Losses as a Business Expense
Businesses can get immediate tax relief by deducting repairs to storm damaged property as an “ordinary and necessary” business expense under Section 162. Deducting these costs as ordinary expenses can lower the taxpayer’s taxable income, resulting in reduced tax liability. A taxpayer can also claim deductions immediately without taking into account outstanding insurance claims or other reimbursements that they reasonably expect to collect. These deductions, however, require analyzing the expenditures against the improvement standards in the Tangible Property Repair Regulations (TPR). The TPR, for example, requires businesses to capitalize costs that are a betterment, adaptation or restoration to a unit of property.
Casualty Losses
Alternatively, businesses can deduct casualty losses under Section 165. Section 165 allows taxpayers to deduct losses arising from fire, storm, shipwreck, or other casualties for property used in a trade or business or for a transaction entered into for profit. For losses in federally declared disaster areas, Section 165 offers the flexibility to take deductions in either the year of the loss or the year prior to the loss. Additionally, net qualified disaster-related casualty losses are not subject to the requirement in Section 165(h)(2) that they exceed 10 percent of adjusted gross income.

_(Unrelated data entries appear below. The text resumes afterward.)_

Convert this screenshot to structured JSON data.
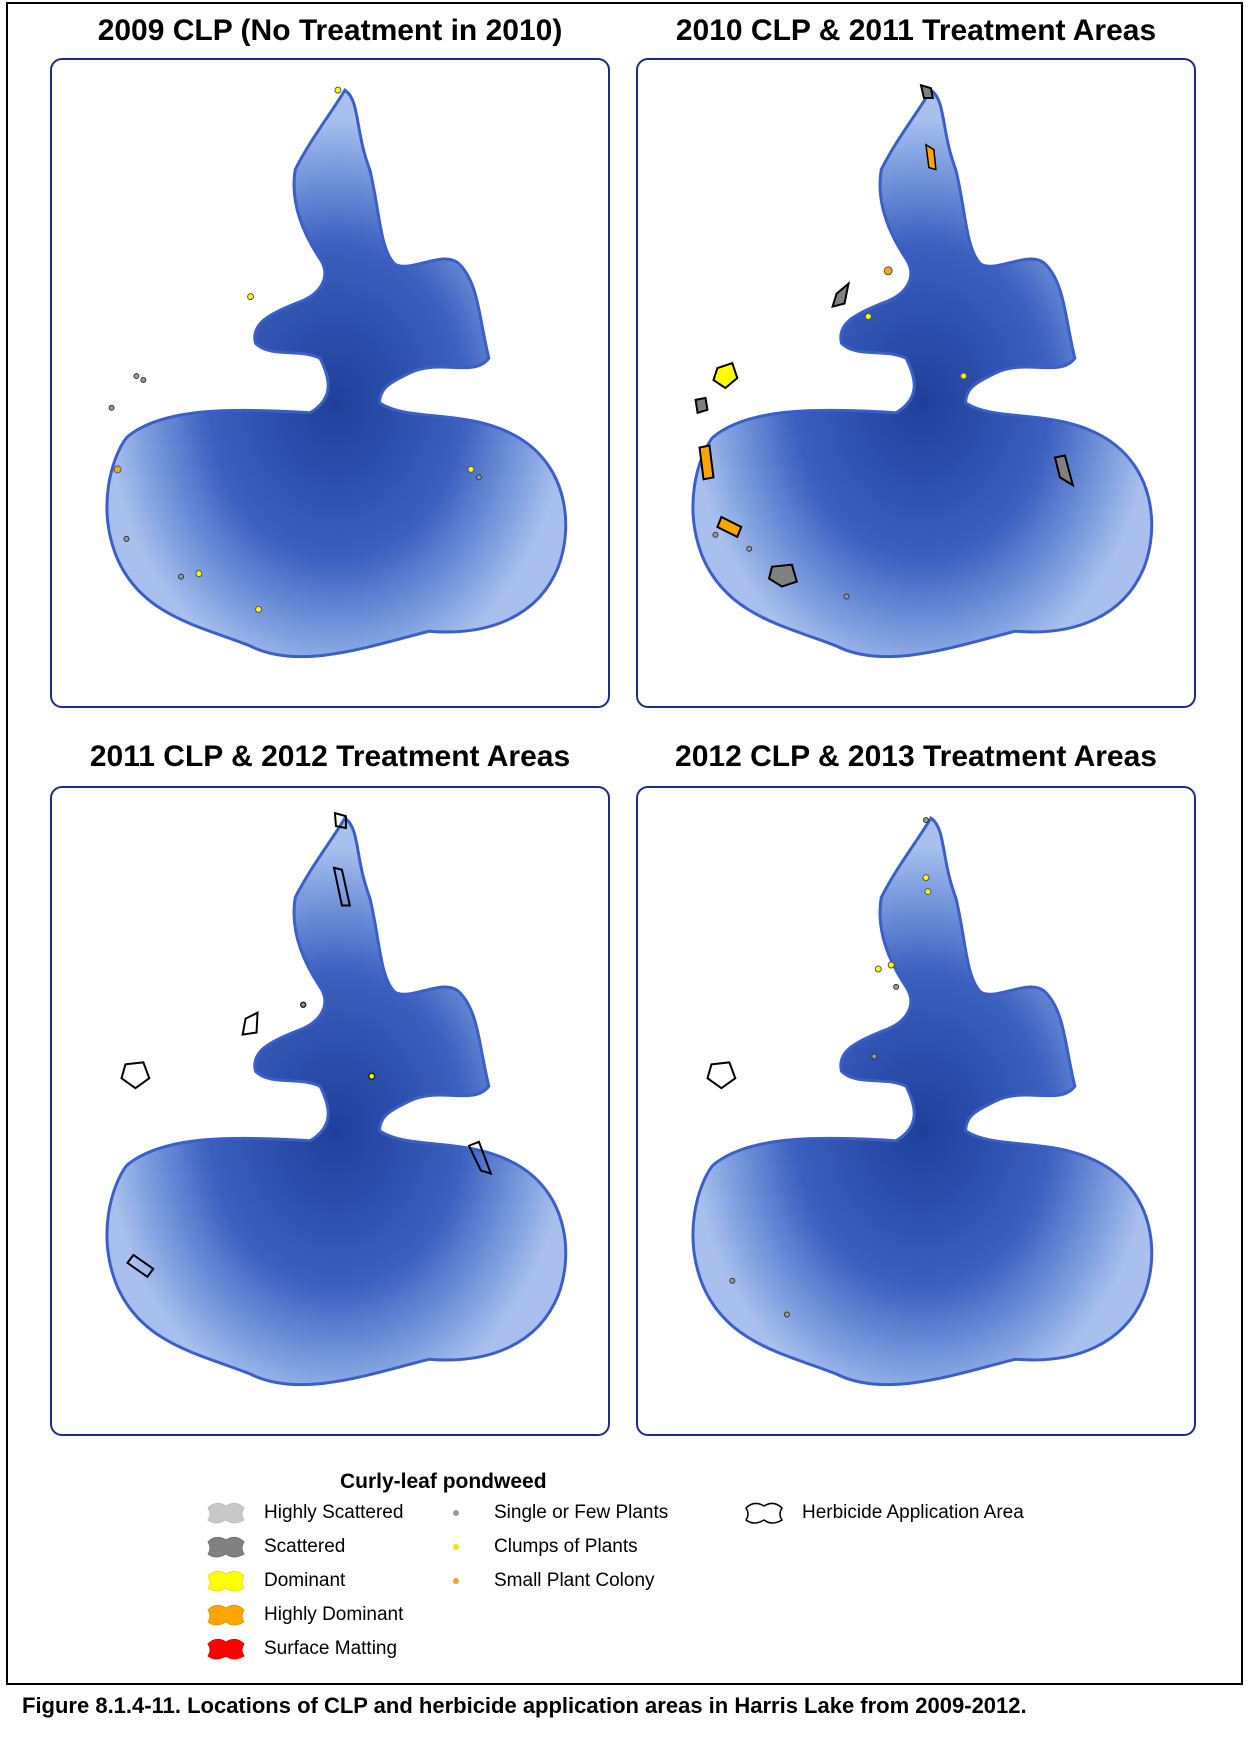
{
  "panels": [
    {
      "title": "2009 CLP (No Treatment in 2010)"
    },
    {
      "title": "2010 CLP & 2011 Treatment Areas"
    },
    {
      "title": "2011 CLP & 2012 Treatment Areas"
    },
    {
      "title": "2012 CLP & 2013 Treatment Areas"
    }
  ],
  "legend": {
    "title": "Curly-leaf pondweed",
    "polygons": [
      {
        "label": "Highly Scattered",
        "color": "#c8c8c8"
      },
      {
        "label": "Scattered",
        "color": "#808080"
      },
      {
        "label": "Dominant",
        "color": "#ffff00"
      },
      {
        "label": "Highly Dominant",
        "color": "#ffa500"
      },
      {
        "label": "Surface Matting",
        "color": "#ff0000"
      }
    ],
    "points": [
      {
        "label": "Single or Few Plants",
        "color": "#9a9a9a"
      },
      {
        "label": "Clumps of Plants",
        "color": "#ffff00"
      },
      {
        "label": "Small Plant Colony",
        "color": "#f5a623"
      }
    ],
    "outline": {
      "label": "Herbicide Application Area"
    }
  },
  "colors": {
    "lake_shore": "#3a5fc8",
    "lake_shallow": "#a9c0ee",
    "lake_deep": "#1f3f9a"
  },
  "caption": "Figure 8.1.4-11.  Locations of CLP and herbicide application areas in Harris Lake from 2009-2012."
}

Taxpayers determine the amount of the deduction by comparing the fair market value (FMV) of the property immediately before and after the event that caused the loss. The regulations also permit the taxpayer to establish the amount of loss by using the cost of repairs, with some limitations. The deduction is limited to the adjusted basis in the property, leaving it greatly reduced if the taxpayer took bonus depreciation.
Deducting casualty losses under Section 165 requires businesses to meet specific criteria, such as proving the loss was sudden, unexpected, and not a result of normal wear and tear. Unlike in Section 162, businesses must also demonstrate that the loss was not covered by insurance or other reimbursements (reimbursements received at a later date would be recognized as income and reduce the loss). Failure to meet these requirements can result in disallowed deductions and potential penalties.
Additional Rules and Reminders
In determining how to account for their losses, businesses should be careful not to “double dip” by claiming losses under both sections. Once a business deducts repairs for the loss under Section 162, for example, it cannot then claim additional deductions on the same property under Section 165. Businesses should also take note that casualty loss rules for property used in a trade or business differ from those for personal property.
Regardless of the route chosen, businesses should remember that documentation is critical. The IRS may scrutinize these deductions more closely, so it is important to document the calculations and expenditures properly.